Focus in this presentation is on the interplay between the articulation of the private hygiene of citizens as a social problem, on the one hand, and the proposing of practical solutions to the identified problem, on the other.

"The bath issue" may today sound as something odd, but signified a reality in the growing cities of Swedish society in the later 19th century. Bacteriology as a new way of understanding sickness contributed to making hygiene into a key factor for health on both the individual and societal level. After the articulation of the general problem by medical professionals, municipal politicians and national social policy makers contributed to making "the bath issue" into a part of the over-arching "social issue" around the turn of the century. It was related to "the housing issue" and had the absence of bath-rooms as a starting point. To promote the goal of "a clean people" then came means in the form of, e.g., publically funded bath-houses created by municipal engineers. One problem for bathing reformists was the people's lack of interest and understanding of their own good.

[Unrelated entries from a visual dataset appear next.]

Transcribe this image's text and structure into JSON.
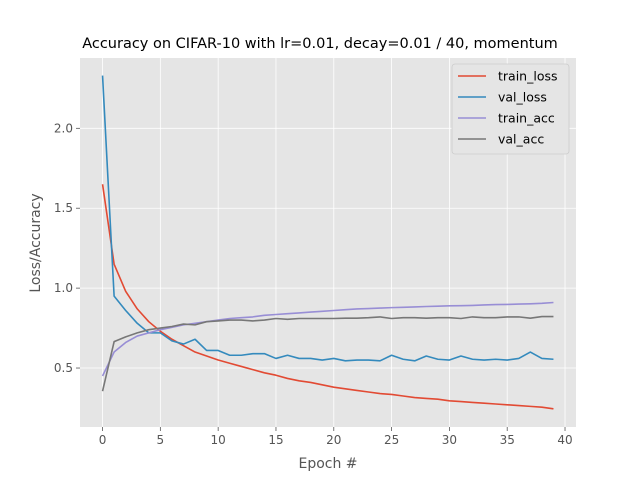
{
  "chart_data": {
    "type": "line",
    "title": "Accuracy on CIFAR-10 with lr=0.01, decay=0.01 / 40, momentum",
    "xlabel": "Epoch #",
    "ylabel": "Loss/Accuracy",
    "xlim": [
      -1.95,
      40.95
    ],
    "ylim": [
      0.131,
      2.44
    ],
    "xticks": [
      0,
      5,
      10,
      15,
      20,
      25,
      30,
      35,
      40
    ],
    "xtick_labels": [
      "0",
      "5",
      "10",
      "15",
      "20",
      "25",
      "30",
      "35",
      "40"
    ],
    "yticks": [
      0.5,
      1.0,
      1.5,
      2.0
    ],
    "ytick_labels": [
      "0.5",
      "1.0",
      "1.5",
      "2.0"
    ],
    "grid": true,
    "legend_position": "top-right",
    "x": [
      0,
      1,
      2,
      3,
      4,
      5,
      6,
      7,
      8,
      9,
      10,
      11,
      12,
      13,
      14,
      15,
      16,
      17,
      18,
      19,
      20,
      21,
      22,
      23,
      24,
      25,
      26,
      27,
      28,
      29,
      30,
      31,
      32,
      33,
      34,
      35,
      36,
      37,
      38,
      39
    ],
    "series": [
      {
        "name": "train_loss",
        "color": "#E24A33",
        "values": [
          1.65,
          1.15,
          0.98,
          0.87,
          0.79,
          0.73,
          0.68,
          0.64,
          0.6,
          0.575,
          0.55,
          0.53,
          0.51,
          0.49,
          0.47,
          0.455,
          0.435,
          0.42,
          0.41,
          0.395,
          0.38,
          0.37,
          0.36,
          0.35,
          0.34,
          0.335,
          0.325,
          0.315,
          0.31,
          0.305,
          0.295,
          0.29,
          0.285,
          0.28,
          0.275,
          0.27,
          0.265,
          0.26,
          0.255,
          0.245
        ]
      },
      {
        "name": "val_loss",
        "color": "#348ABD",
        "values": [
          2.33,
          0.95,
          0.86,
          0.78,
          0.72,
          0.72,
          0.67,
          0.65,
          0.68,
          0.61,
          0.61,
          0.58,
          0.58,
          0.59,
          0.59,
          0.56,
          0.58,
          0.56,
          0.56,
          0.55,
          0.56,
          0.545,
          0.55,
          0.55,
          0.545,
          0.58,
          0.555,
          0.545,
          0.575,
          0.555,
          0.55,
          0.575,
          0.555,
          0.55,
          0.555,
          0.55,
          0.56,
          0.6,
          0.56,
          0.555
        ]
      },
      {
        "name": "train_acc",
        "color": "#988ED5",
        "values": [
          0.45,
          0.6,
          0.66,
          0.7,
          0.72,
          0.74,
          0.755,
          0.77,
          0.78,
          0.79,
          0.8,
          0.81,
          0.815,
          0.82,
          0.83,
          0.835,
          0.84,
          0.845,
          0.85,
          0.855,
          0.86,
          0.865,
          0.87,
          0.872,
          0.875,
          0.878,
          0.88,
          0.882,
          0.885,
          0.887,
          0.889,
          0.89,
          0.892,
          0.895,
          0.897,
          0.898,
          0.9,
          0.902,
          0.905,
          0.91
        ]
      },
      {
        "name": "val_acc",
        "color": "#777777",
        "values": [
          0.355,
          0.665,
          0.695,
          0.72,
          0.74,
          0.75,
          0.76,
          0.775,
          0.77,
          0.79,
          0.795,
          0.8,
          0.8,
          0.795,
          0.8,
          0.81,
          0.805,
          0.81,
          0.81,
          0.81,
          0.81,
          0.812,
          0.812,
          0.815,
          0.82,
          0.81,
          0.815,
          0.815,
          0.812,
          0.815,
          0.815,
          0.81,
          0.82,
          0.815,
          0.815,
          0.82,
          0.82,
          0.812,
          0.822,
          0.822
        ]
      }
    ]
  }
}
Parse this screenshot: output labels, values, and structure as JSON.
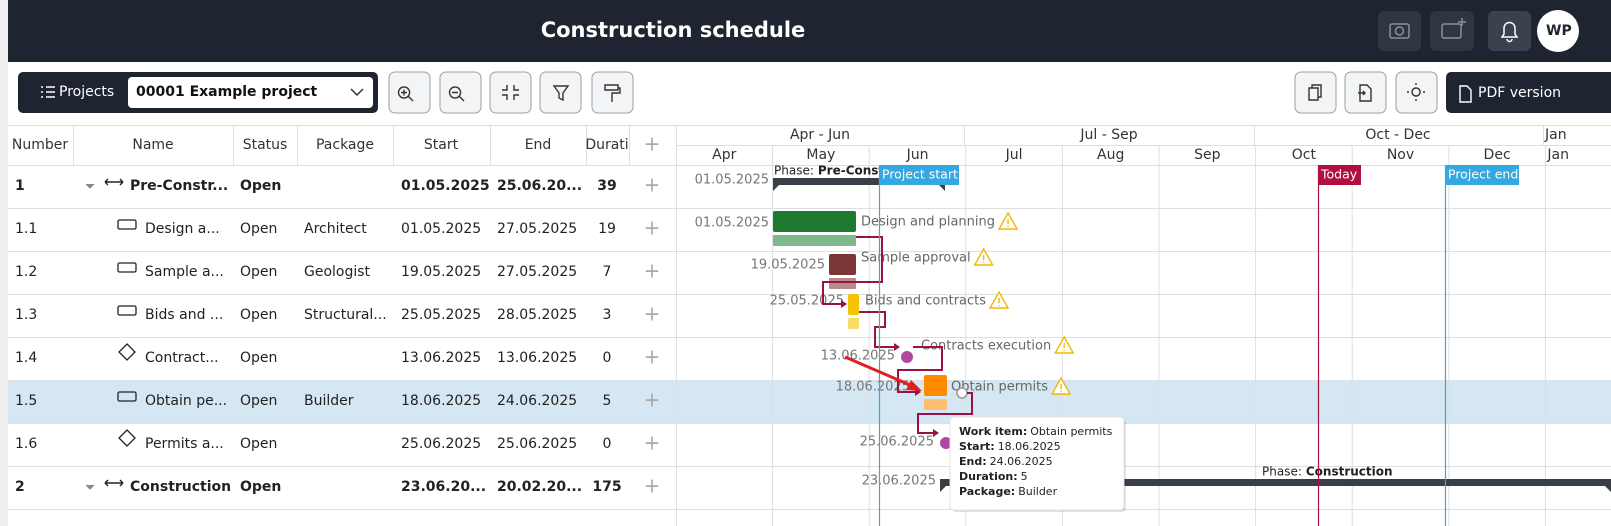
{
  "header": {
    "title": "Construction schedule",
    "avatar": "WP"
  },
  "toolbar": {
    "projects_button": "Projects",
    "project_select": "00001 Example project",
    "pdf_button": "PDF version"
  },
  "table": {
    "columns": [
      "Number",
      "Name",
      "Status",
      "Package",
      "Start",
      "End",
      "Durati"
    ],
    "rows": [
      {
        "number": "1",
        "name": "Pre-Constr...",
        "status": "Open",
        "start": "01.05.2025",
        "end": "25.06.20...",
        "duration": 39
      },
      {
        "number": "1.1",
        "name": "Design a...",
        "status": "Open",
        "package": "Architect",
        "start": "01.05.2025",
        "end": "27.05.2025",
        "duration": 19
      },
      {
        "number": "1.2",
        "name": "Sample a...",
        "status": "Open",
        "package": "Geologist",
        "start": "19.05.2025",
        "end": "27.05.2025",
        "duration": 7
      },
      {
        "number": "1.3",
        "name": "Bids and ...",
        "status": "Open",
        "package": "Structural...",
        "start": "25.05.2025",
        "end": "28.05.2025",
        "duration": 3
      },
      {
        "number": "1.4",
        "name": "Contract...",
        "status": "Open",
        "start": "13.06.2025",
        "end": "13.06.2025",
        "duration": 0
      },
      {
        "number": "1.5",
        "name": "Obtain pe...",
        "status": "Open",
        "package": "Builder",
        "start": "18.06.2025",
        "end": "24.06.2025",
        "duration": 5
      },
      {
        "number": "1.6",
        "name": "Permits a...",
        "status": "Open",
        "start": "25.06.2025",
        "end": "25.06.2025",
        "duration": 0
      },
      {
        "number": "2",
        "name": "Construction",
        "status": "Open",
        "start": "23.06.20...",
        "end": "20.02.20...",
        "duration": 175
      }
    ]
  },
  "gantt": {
    "quarters": [
      "Apr - Jun",
      "Jul - Sep",
      "Oct - Dec",
      "Jan"
    ],
    "months": [
      "Apr",
      "May",
      "Jun",
      "Jul",
      "Aug",
      "Sep",
      "Oct",
      "Nov",
      "Dec",
      "Jan"
    ],
    "markers": {
      "project_start": "Project start",
      "today": "Today",
      "project_end": "Project end"
    },
    "phases": [
      {
        "prefix": "Phase:",
        "name": "Pre-Const",
        "date": "01.05.2025"
      },
      {
        "prefix": "Phase:",
        "name": "Construction",
        "date": "23.06.2025"
      }
    ],
    "tasks": [
      {
        "date": "01.05.2025",
        "label": "Design and planning"
      },
      {
        "date": "19.05.2025",
        "label": "Sample approval"
      },
      {
        "date": "25.05.2025",
        "label": "Bids and contracts"
      },
      {
        "date": "13.06.2025",
        "label": "Contracts execution"
      },
      {
        "date": "18.06.2025",
        "label": "Obtain permits"
      },
      {
        "date": "25.06.2025"
      }
    ],
    "tooltip": [
      {
        "key": "Work item:",
        "value": "Obtain permits"
      },
      {
        "key": "Start:",
        "value": "18.06.2025"
      },
      {
        "key": "End:",
        "value": "24.06.2025"
      },
      {
        "key": "Duration:",
        "value": 5
      },
      {
        "key": "Package:",
        "value": "Builder"
      }
    ]
  }
}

This Swedish trajectory fits into an international pattern. Taking the 1899 founded Deutsche Gesellschaft für Volksbäder as a model, actors from the realms of medicine, social policy, municipal engineering in 1921 founded The Association for Public Baths. The focus initially was urban, but soon interest was redirected towards the countryside, where saunas were seen as the feasible solution of the rural bath issue. The Association collaborated with the State Pension Board and came to channel funding to local actors who wanted to build houses for bathing; these had to be of solid construction to be approved by the Association's experts and get state funding. At the second Bathing Congress in Stockholm 1930, this orientation of activities was challenged. The Swedish Gymnastics Federation argued that distance was the problem in rural areas and that a bath had to be in reach for people to be used; as the houses for bathing had to be many, they had to be simple and cheap. The contending views on the proper bath for the people had immediate implications for sauna design. This controversy came to follow the public baths movement, but eventually became irrelevant when the rising housing-standard paved way for private solutions.